Keep swap modest. A 4-8 GB swap volume is plenty for most homelab and small-business hosts; going much bigger rarely helps and just wastes disk space that could go to VM storage. And set swappiness to something lower than the default 60 on any server workload — you want the kernel treating swap as a last resort, not a first response to memory pressure.
Frequently Asked Questions
Do I need swap on Proxmox VE at all?
Not strictly, if you have comfortable RAM headroom and don't overcommit VM memory. But a small amount of swap is cheap insurance against the OOM killer during unexpected spikes, and costs you almost nothing in disk space.
Can I put swap inside a VM instead of on the host?
Yes, and that's a separate, unrelated decision — guest VMs manage their own swap independently of the Proxmox host's swap. This guide is specifically about the host itself, not the guests running on it.
Why didn't my ZFS install get any swap automatically?
Because the installer doesn't create swap by default on ZFS unless you explicitly reserved space for it in the advanced installation options.
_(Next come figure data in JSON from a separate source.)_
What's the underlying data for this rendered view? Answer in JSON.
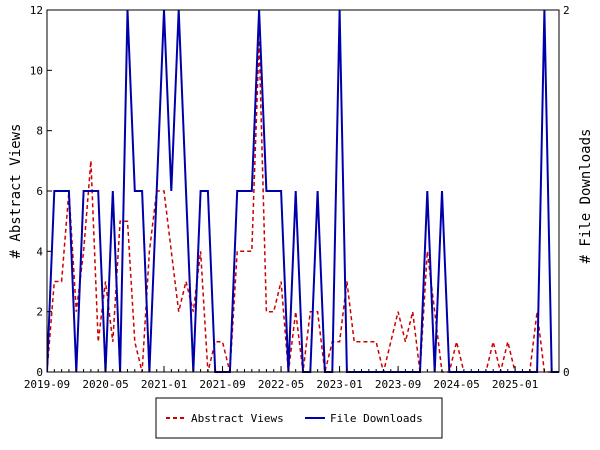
{
  "chart_data": {
    "type": "line",
    "ylabel_left": "# Abstract Views",
    "ylabel_right": "# File Downloads",
    "ylim_left": [
      0,
      12
    ],
    "ylim_right": [
      0,
      2
    ],
    "yticks_left": [
      "0",
      "2",
      "4",
      "6",
      "8",
      "10",
      "12"
    ],
    "yticks_right": [
      "0",
      "2"
    ],
    "x_tick_labels": [
      "2019-09",
      "2020-05",
      "2021-01",
      "2021-09",
      "2022-05",
      "2023-01",
      "2023-09",
      "2024-05",
      "2025-01"
    ],
    "grid": false,
    "legend_position": "bottom",
    "x_months": [
      "2019-09",
      "2019-10",
      "2019-11",
      "2019-12",
      "2020-01",
      "2020-02",
      "2020-03",
      "2020-04",
      "2020-05",
      "2020-06",
      "2020-07",
      "2020-08",
      "2020-09",
      "2020-10",
      "2020-11",
      "2020-12",
      "2021-01",
      "2021-02",
      "2021-03",
      "2021-04",
      "2021-05",
      "2021-06",
      "2021-07",
      "2021-08",
      "2021-09",
      "2021-10",
      "2021-11",
      "2021-12",
      "2022-01",
      "2022-02",
      "2022-03",
      "2022-04",
      "2022-05",
      "2022-06",
      "2022-07",
      "2022-08",
      "2022-09",
      "2022-10",
      "2022-11",
      "2022-12",
      "2023-01",
      "2023-02",
      "2023-03",
      "2023-04",
      "2023-05",
      "2023-06",
      "2023-07",
      "2023-08",
      "2023-09",
      "2023-10",
      "2023-11",
      "2023-12",
      "2024-01",
      "2024-02",
      "2024-03",
      "2024-04",
      "2024-05",
      "2024-06",
      "2024-07",
      "2024-08",
      "2024-09",
      "2024-10",
      "2024-11",
      "2024-12",
      "2025-01",
      "2025-02",
      "2025-03",
      "2025-04",
      "2025-05",
      "2025-06",
      "2025-07"
    ],
    "series": [
      {
        "name": "Abstract Views",
        "axis": "left",
        "color": "#cc0000",
        "style": "dashed",
        "values": [
          0,
          3,
          3,
          6,
          2,
          4,
          7,
          1,
          3,
          1,
          5,
          5,
          1,
          0,
          4,
          6,
          6,
          4,
          2,
          3,
          2,
          4,
          0,
          1,
          1,
          0,
          4,
          4,
          4,
          11,
          2,
          2,
          3,
          0,
          2,
          0,
          2,
          2,
          0,
          1,
          1,
          3,
          1,
          1,
          1,
          1,
          0,
          1,
          2,
          1,
          2,
          0,
          4,
          2,
          0,
          0,
          1,
          0,
          0,
          0,
          0,
          1,
          0,
          1,
          0,
          0,
          0,
          2,
          0,
          0,
          0
        ]
      },
      {
        "name": "File Downloads",
        "axis": "right",
        "color": "#0000aa",
        "style": "solid",
        "values": [
          0,
          1,
          1,
          1,
          0,
          1,
          1,
          1,
          0,
          1,
          0,
          2,
          1,
          1,
          0,
          1,
          2,
          1,
          2,
          1,
          0,
          1,
          1,
          0,
          0,
          0,
          1,
          1,
          1,
          2,
          1,
          1,
          1,
          0,
          1,
          0,
          0,
          1,
          0,
          0,
          2,
          0,
          0,
          0,
          0,
          0,
          0,
          0,
          0,
          0,
          0,
          0,
          1,
          0,
          1,
          0,
          0,
          0,
          0,
          0,
          0,
          0,
          0,
          0,
          0,
          0,
          0,
          0,
          2,
          0,
          0
        ]
      }
    ]
  }
}
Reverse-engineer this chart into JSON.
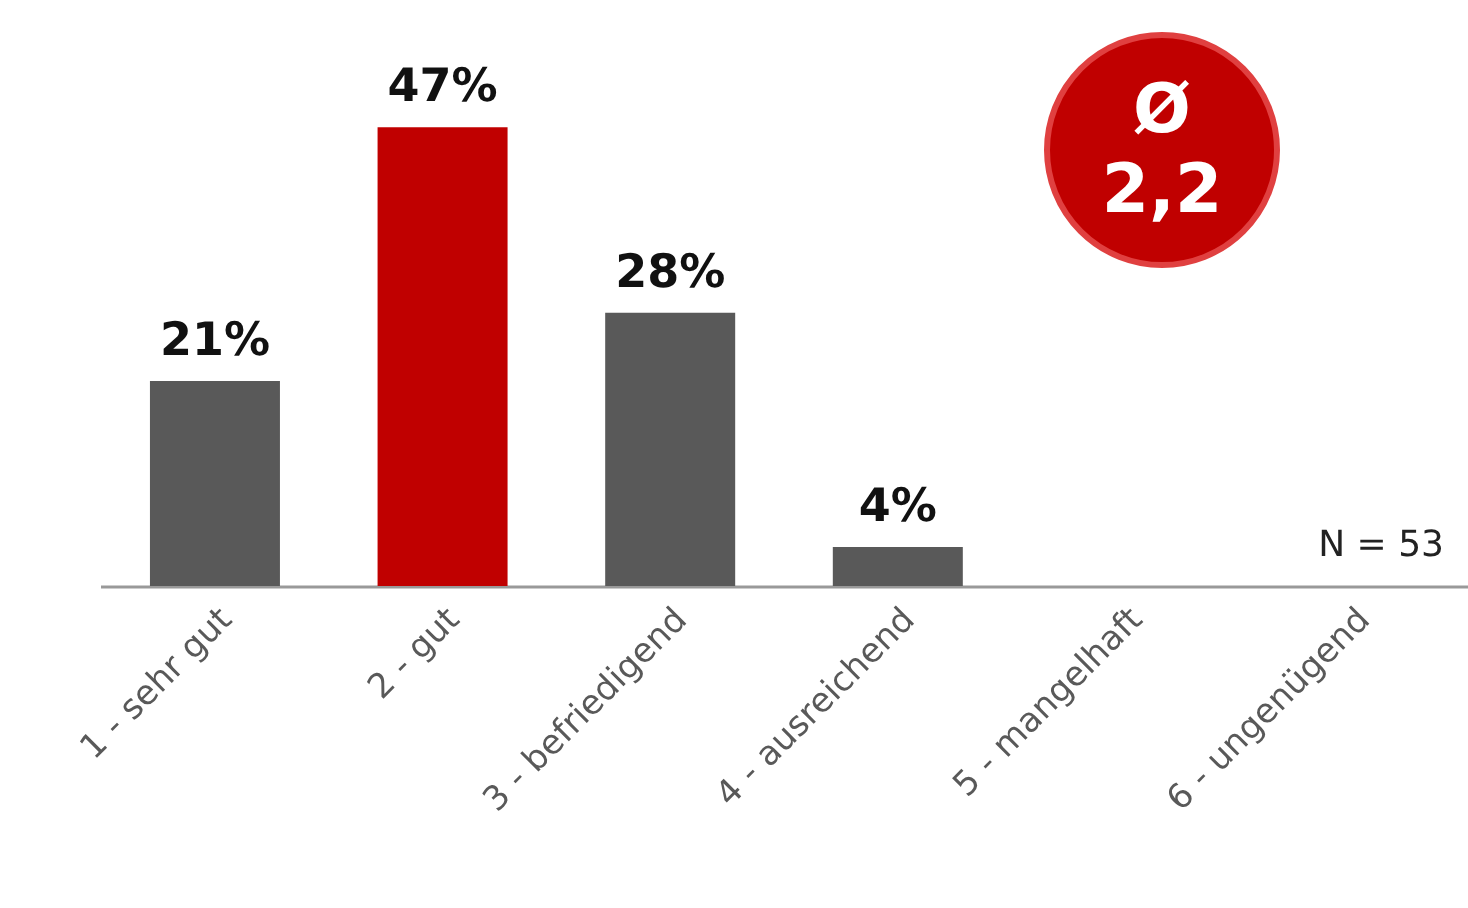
{
  "chart_data": {
    "type": "bar",
    "categories": [
      "1 - sehr gut",
      "2 - gut",
      "3 - befriedigend",
      "4 - ausreichend",
      "5 - mangelhaft",
      "6 - ungenügend"
    ],
    "values": [
      21,
      47,
      28,
      4,
      0,
      0
    ],
    "colors": [
      "#595959",
      "#c00000",
      "#595959",
      "#595959",
      "#595959",
      "#595959"
    ],
    "value_labels": [
      "21%",
      "47%",
      "28%",
      "4%",
      null,
      null
    ],
    "annotations": [
      "Ø 2,2",
      "N = 53"
    ]
  }
}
This is intentional, given the known issues with swap on ZFS.
Is a 0 swappiness value safe?
It tells the kernel to swap only when it absolutely has to, to avoid an out-of-memory kill. It's a reasonable choice on a host with plenty of RAM, but don't confuse it with disabling swap entirely — it still activates under real pressure.
How do I remove swap if I added too much?
Run swapoff on the device or file, remove its line from /etc/fstab, and then either lvremove the logical volume or delete the swap file with rm.
Conclusion
Adding swap on Proxmox VE isn't complicated once you know which storage layout you're dealing with — extending an LVM volume or adding a swap file takes a couple of minutes on ext4 or XFS. ZFS is the one case where the easy path is actually the wrong one, and it's worth the extra step of using a real partition instead of a zvol. Pair whatever swap you end up with a sane swappiness value, and treat it as a buffer for the occasional spike rather than a fix for a host that's consistently short on memory.